To further explore the HGT, we examined the plasmid integration in all 11 Planctomycetaceae genomes (Fig. 7). Only two plasmids were reported in Planctomycetaceae, from P. limnophilus and I. pallid, and they are available in NCBI. In addition, we selected the closely related Phycisphaera mikurensis and the low-grade fungus Saccharomyces cerevisiae as controls. Strikingly, the I. pallid plasmid genes exhibited high identity with those in the genomes of P. mikurensis, S. paludicola, G. obscuriglobus, S. acidiphila, and Z. formosa, whereas P. limnophilus plasmid genes exhibited high identity with those in the genomes of S. paludicola, G. obscuriglobus, S. acidiphila, and Z. formosa. However, the plasmid genes of I. pallid and P. limnophilus were not detected in the S. cerevisiae genome. Larger genome sizes seemed to be correlated with higher coverage and with homology of plasmid genes. The results indicate that the plasmid integration in the 11 genomes may also lead to larger genome sizes; moreover, it reflects that the potential shuttle ability of Planctomycetaceae plasmids among their close relatives.
Conclusions
Worldwide interest in the unique cellular biological features and structure in Planctomycetaceae has increased considerably, especially in evolutionary research. Exploring the potential genetic information in this special groups based on comparative genomic ways is essential for conducting the later researches. In this context, we mainly researched the genomic features and metabolic pathways with 11 type strains from different genus of family Planctomycetaceae. The genome-scale information we obtained combined with the already developed physiologic, genetic, and metabolic approaches will increase our knowledge about family Planctomycetaceae and may help us establish strategies for developing them for human applications. In this way, we could learn much about their relationships and potential biological systems of these species. Acquiring of these results were made possible by the use as reference to subsequent study. Further, we might have broader horizon to discover new features in these species responding to their attractive ICM structure, which is significant in evolution from prokaryotes to eukaryotes.
Materials and Methods
Source of Genomes
The genomes of eight species from family Planctomycetaceae were downloaded from GenBank (Table 1), namely, P. limnophilus, I. pallida, P. brasiliensis, P. staleyi, B. marina, R. baltica, P. maris, G. obscuriglobus. The genomes of Schlesneria paludicola, Singulisphaera acidiphila, and Zavarzinella formosa were sequenced in our previously study [14].
Ortholog Retrieval
Orthologs were determined using OrthoMCL [46]. This program first performs an all-against-all BLASTp in BLAST 2.2.25. OrthoMCL then converts the reciprocal BLAST p-values to a normalized similarity matrix that is analyzed using the Markov Cluster algorithm (MCL). The MCL analysis yielded numerous clusters, with each cluster containing a set of orthologs and/or recent paralogs. The BLAST e-value cutoff was ≤10−5; the other parameters were set to their default values.
Core/Pan Genome Analysis
The pan genome of Planctomycetaceae was constructed by selecting one genome as the origin and then gradually adding the other genomes individually. The final pan-genome was obtained by discarding redundant clusters. A set of identity matrices generated through BLAST analyses of all genomes and then selecting the nonredundant clusters conserved in all matrices as the core genome. The parameters used in core genome/pan genome analyses were as follows: e-value ≤10−5, identity ≥50%, and coverage ≥50%.

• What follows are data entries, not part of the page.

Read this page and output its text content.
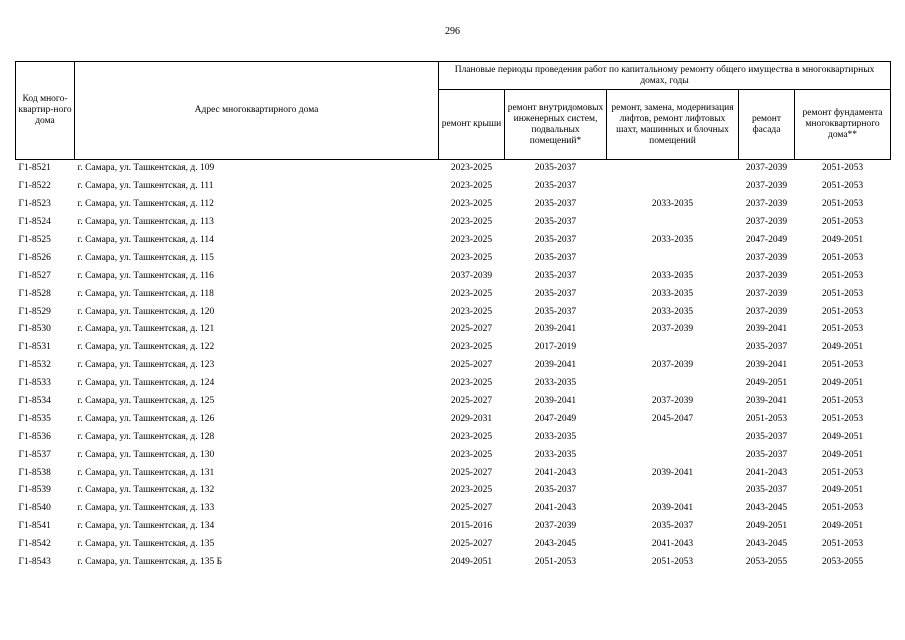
296
Код много-квартир-ного дома	Адрес многоквартирного дома	Плановые периоды проведения работ по капитальному ремонту общего имущества в многоквартирных домах, годы				
		ремонт крыши	ремонт внутридомовых инженерных систем, подвальных помещений*	ремонт, замена, модернизация лифтов, ремонт лифтовых шахт, машинных и блочных помещений	ремонт фасада	ремонт фундамента многоквартирного дома**
Г1-8521	г. Самара, ул. Ташкентская, д. 109	2023-2025	2035-2037		2037-2039	2051-2053
Г1-8522	г. Самара, ул. Ташкентская, д. 111	2023-2025	2035-2037		2037-2039	2051-2053
Г1-8523	г. Самара, ул. Ташкентская, д. 112	2023-2025	2035-2037	2033-2035	2037-2039	2051-2053
Г1-8524	г. Самара, ул. Ташкентская, д. 113	2023-2025	2035-2037		2037-2039	2051-2053
Г1-8525	г. Самара, ул. Ташкентская, д. 114	2023-2025	2035-2037	2033-2035	2047-2049	2049-2051
Г1-8526	г. Самара, ул. Ташкентская, д. 115	2023-2025	2035-2037		2037-2039	2051-2053
Г1-8527	г. Самара, ул. Ташкентская, д. 116	2037-2039	2035-2037	2033-2035	2037-2039	2051-2053
Г1-8528	г. Самара, ул. Ташкентская, д. 118	2023-2025	2035-2037	2033-2035	2037-2039	2051-2053
Г1-8529	г. Самара, ул. Ташкентская, д. 120	2023-2025	2035-2037	2033-2035	2037-2039	2051-2053
Г1-8530	г. Самара, ул. Ташкентская, д. 121	2025-2027	2039-2041	2037-2039	2039-2041	2051-2053
Г1-8531	г. Самара, ул. Ташкентская, д. 122	2023-2025	2017-2019		2035-2037	2049-2051
Г1-8532	г. Самара, ул. Ташкентская, д. 123	2025-2027	2039-2041	2037-2039	2039-2041	2051-2053
Г1-8533	г. Самара, ул. Ташкентская, д. 124	2023-2025	2033-2035		2049-2051	2049-2051
Г1-8534	г. Самара, ул. Ташкентская, д. 125	2025-2027	2039-2041	2037-2039	2039-2041	2051-2053
Г1-8535	г. Самара, ул. Ташкентская, д. 126	2029-2031	2047-2049	2045-2047	2051-2053	2051-2053
Г1-8536	г. Самара, ул. Ташкентская, д. 128	2023-2025	2033-2035		2035-2037	2049-2051
Г1-8537	г. Самара, ул. Ташкентская, д. 130	2023-2025	2033-2035		2035-2037	2049-2051
Г1-8538	г. Самара, ул. Ташкентская, д. 131	2025-2027	2041-2043	2039-2041	2041-2043	2051-2053
Г1-8539	г. Самара, ул. Ташкентская, д. 132	2023-2025	2035-2037		2035-2037	2049-2051
Г1-8540	г. Самара, ул. Ташкентская, д. 133	2025-2027	2041-2043	2039-2041	2043-2045	2051-2053
Г1-8541	г. Самара, ул. Ташкентская, д. 134	2015-2016	2037-2039	2035-2037	2049-2051	2049-2051
Г1-8542	г. Самара, ул. Ташкентская, д. 135	2025-2027	2043-2045	2041-2043	2043-2045	2051-2053
Г1-8543	г. Самара, ул. Ташкентская, д. 135 Б	2049-2051	2051-2053	2051-2053	2053-2055	2053-2055
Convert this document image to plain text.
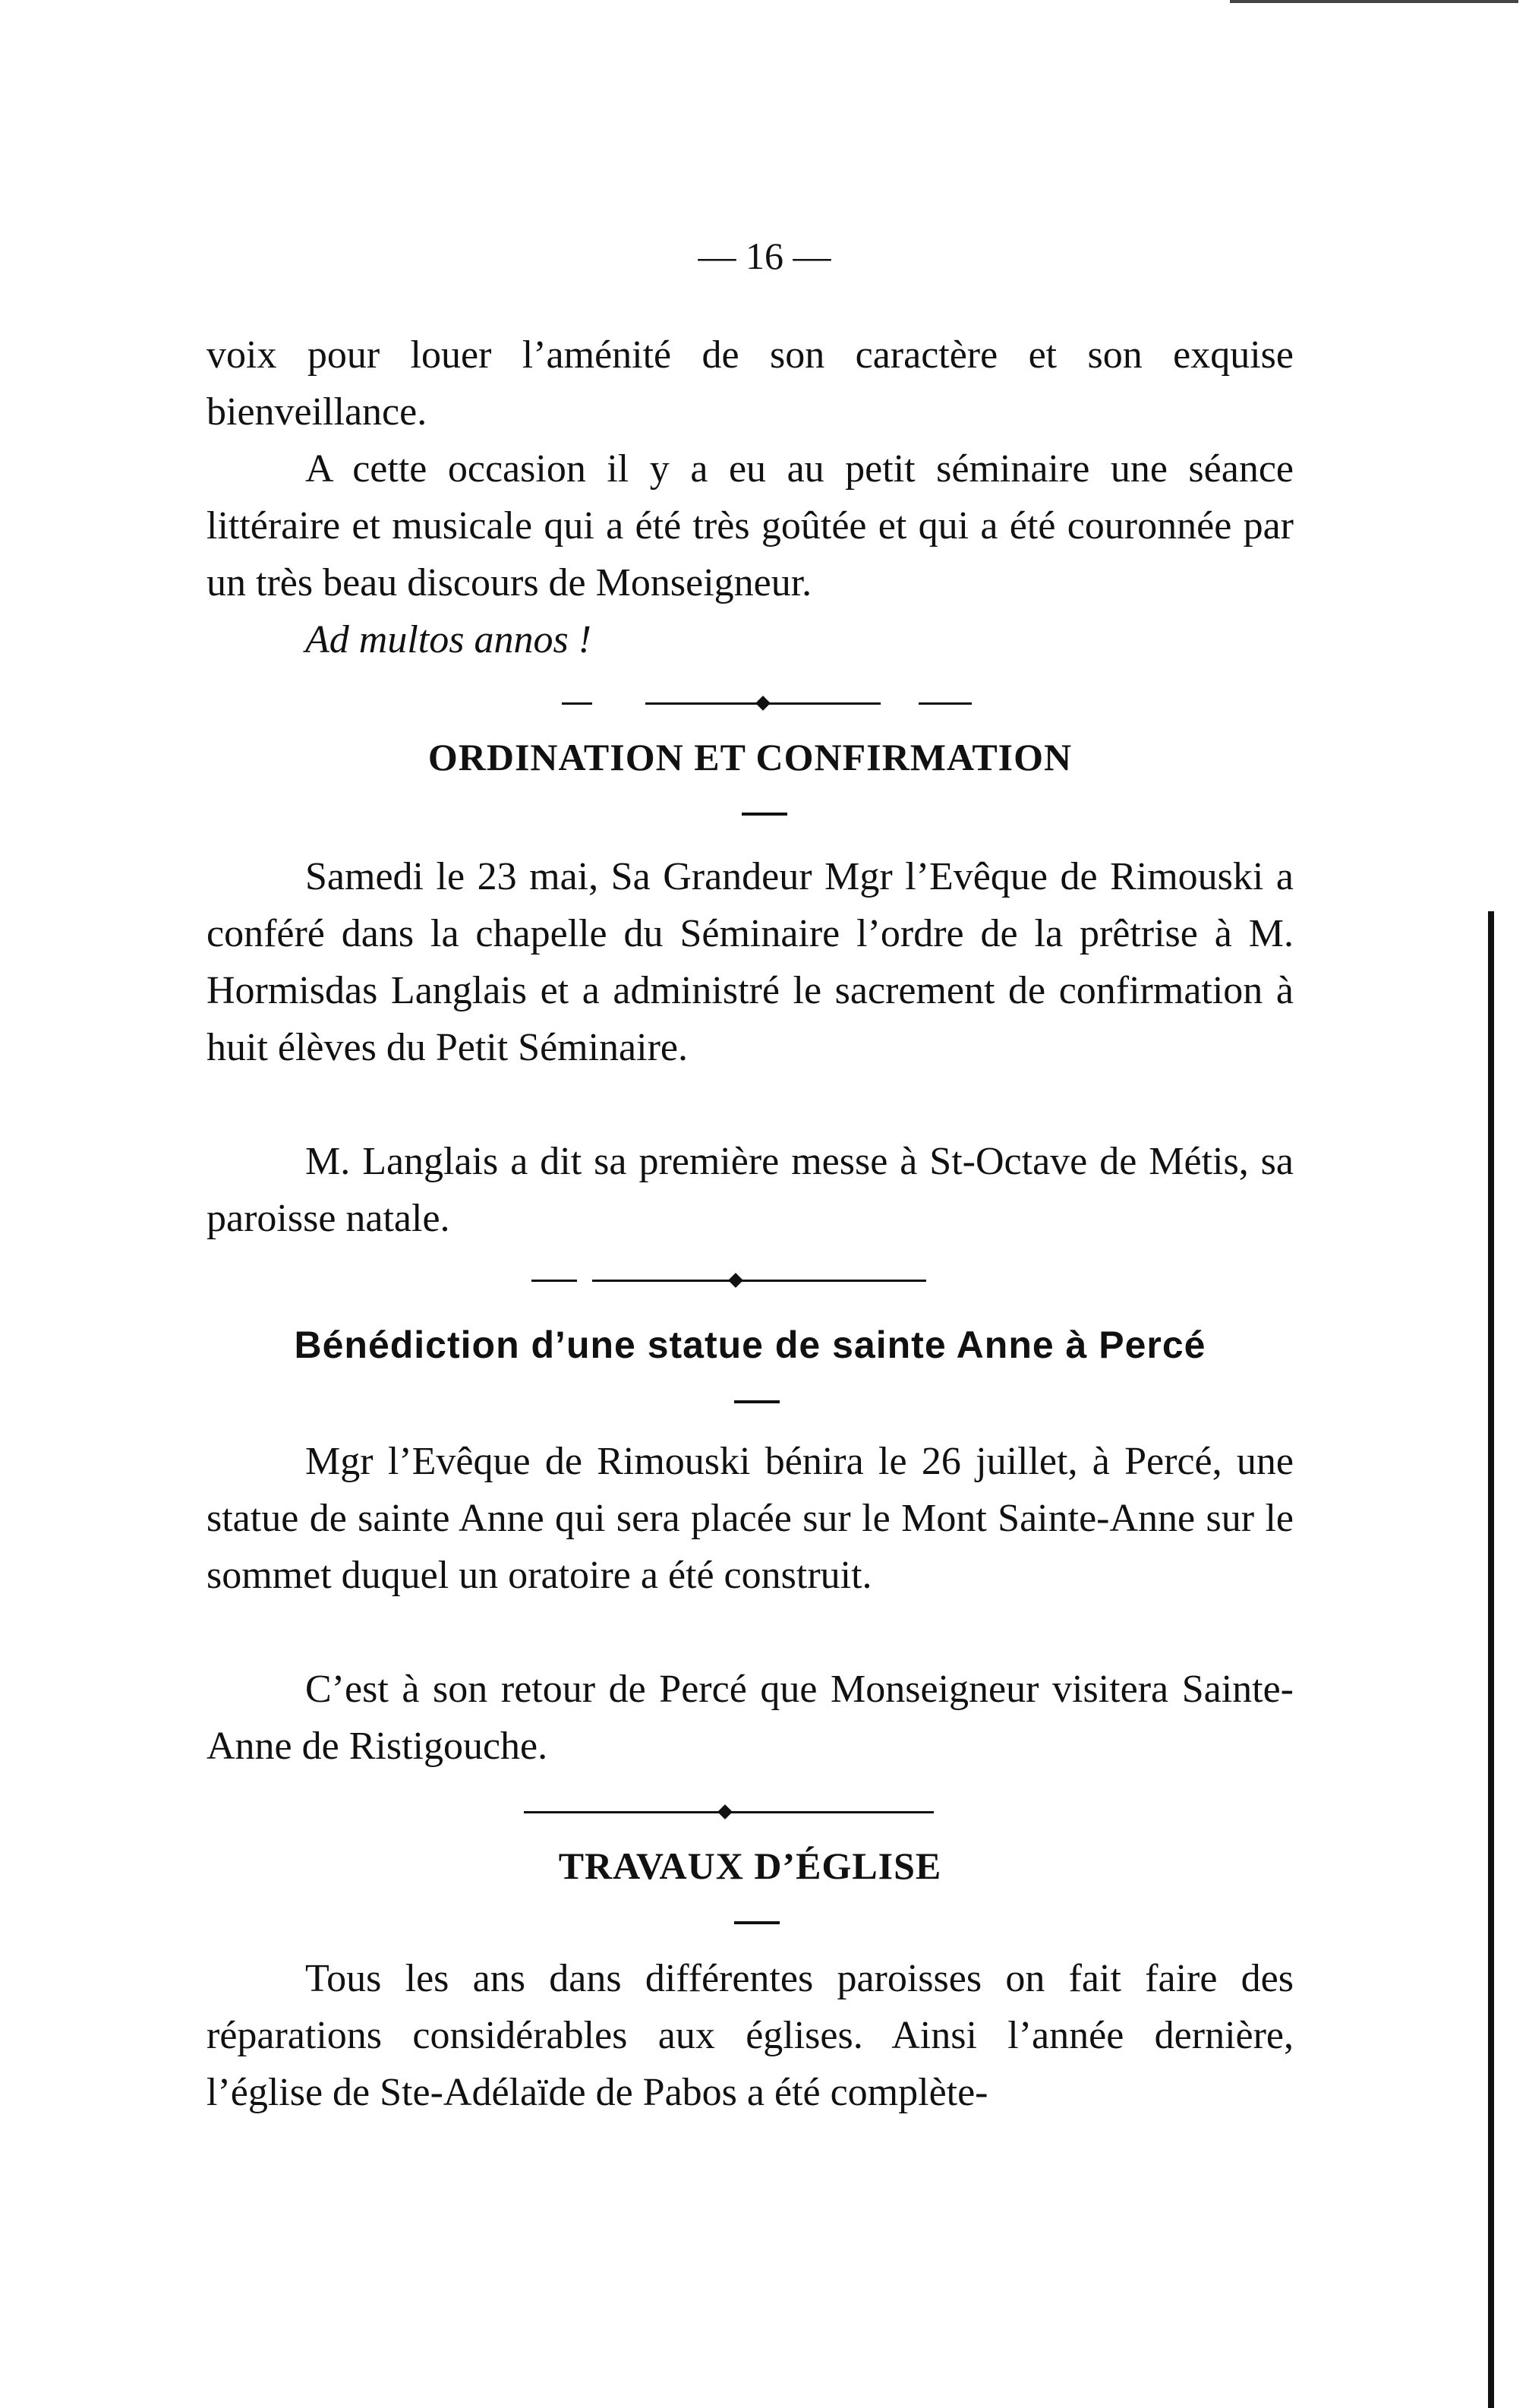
— 16 —

voix pour louer l’aménité de son caractère et son exquise bienveillance.

A cette occasion il y a eu au petit séminaire une séance littéraire et musicale qui a été très goûtée et qui a été couronnée par un très beau discours de Monseigneur.

Ad multos annos !

ORDINATION ET CONFIRMATION

Samedi le 23 mai, Sa Grandeur Mgr l’Evêque de Rimouski a conféré dans la chapelle du Séminaire l’ordre de la prêtrise à M. Hormisdas Langlais et a administré le sacrement de confirmation à huit élèves du Petit Séminaire.

M. Langlais a dit sa première messe à St-Octave de Métis, sa paroisse natale.

Bénédiction d’une statue de sainte Anne à Percé

Mgr l’Evêque de Rimouski bénira le 26 juillet, à Percé, une statue de sainte Anne qui sera placée sur le Mont Sainte-Anne sur le sommet duquel un oratoire a été construit.

C’est à son retour de Percé que Monseigneur visitera Sainte-Anne de Ristigouche.

TRAVAUX D’ÉGLISE

Tous les ans dans différentes paroisses on fait faire des réparations considérables aux églises. Ainsi l’année dernière, l’église de Ste-Adélaïde de Pabos a été complète-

Calculation of ANI (ANIb) and Tetranucleotide Frequencies
ANI values were calculated as described by Goris et al. [47] (Fig. S2A). The tetranucleotide frequencies and correlation coefficients were calculated based on the algorithm described by Teeling et al. [48] (Fig. S2B).
Construction of Phylogenetic Trees Based on the Predicted Whole Proteomes from the Genomes
Several steps were involved in the phylogenetic tree construction based on the 11 predicted proteomes of Planctomycetaceae. First, performing all-against-all BLASTp using the 11 Planctomycetaceae predicted proteomes with BLAST 2.2.21 and setting appropriate identity and coverage cutoffs to extract their core genome; Then, implementing multiple sequence alignment in MUSCLE 3.8.31 [49] with the core genome; Subsequently, generating tree files in TREEBEST 1.9.2 using the neighbor-joining method; Finally, constructing phylogenetic trees in MEGA 4.0 [50] with the bootstrap value of 1000. A core-genome tree was created based on the concatenated alignments of the core proteins and only the conserved regions of the orthologous core protein sequences were used to construct this genome-wide rooted tree, up to 97 core proteins were obtained using a BLAST query, with e-value ≤10−5, identity ≥30%, and coverage ≥60%. Coraliomargarita akajimensis, Parachlamydia acanthamoebae, and Phycisphaera mikurensis were selected as outgroups according to the 16S rRNA classification [23], [31].
Annotation
Functions of genes were assigned according to the best match of the alignments using BLASTp (E-value ≤10−5) searching against the SwissProt and Uniprot databases (Release 15.10) [51]. The motifs and domains of proteins were determined using InterProScan (Version 4.5) [52] against protein databases. Furthermore, all proteins were aligned against KEGG (Release 48.2) [53] proteins. If the best hit of the proteins in any of these processes was “function unknown,” “putative,” the second best hits were used to assign function until no more hits met the alignment criteria.
Metabolic Reconstruction
We reconstructed the metabolic pathways of the 11 species using the web server Ipath (http://pathways.embl.de/) [54] with their assigned K numbers in KEGG Orthology system.
Collinear Analysis
Collinearity analysis of the five completed genomes was implemented in Mauve [55].
Genomic Island Search
Genomic islands were searched using the web server IslandViewer (http://pathogenomics.sfu.ca/islandviewer/query.php) [44], which integrates the three mainstream methods: SIGI-HMM, which focuses on codon usage; IslandPath-DIMOB, which focuses on dinucleotide and mobile elements; and IslandPick, which focuses on comparative genomic GI prediction. A plasmid integration survey of the 11 genomes was carried out with software BRIG [56], which run local BLAST-2.2.27+ and generated the figure in java.
Supporting Information
Acknowledgments
We are very grateful to Professor Tianshen Tao from Wuhan University for his advice regarding this project. We thank our BGI colleagues for their skilled technical assistance and Professor Zhiping Zhang from Wuhan Institute of Virology, Chinese Academy of Science for his technical support.
Funding Statement
This work was supported by Shenzhen Key Laboratory of Bioenergy (grant CXB201005240001A), Shenzhen Key Laboratory of Environmental Microbial Genomics and Application(grant CXB201108250097A) and by grants from the State Key Development Program for Basic Research of China (2009CB522600), the National Natural Science Foundation of China (Contract 30930001). The funders had no role in study design, data collection and analysis, decision to publish, or preparation of the manuscript.
References
- 1. Jetten MS (2008) The microbial nitrogen cycle. Environ Microbiol 10: 2903–2909. [DOI] [PubMed] [Google Scholar]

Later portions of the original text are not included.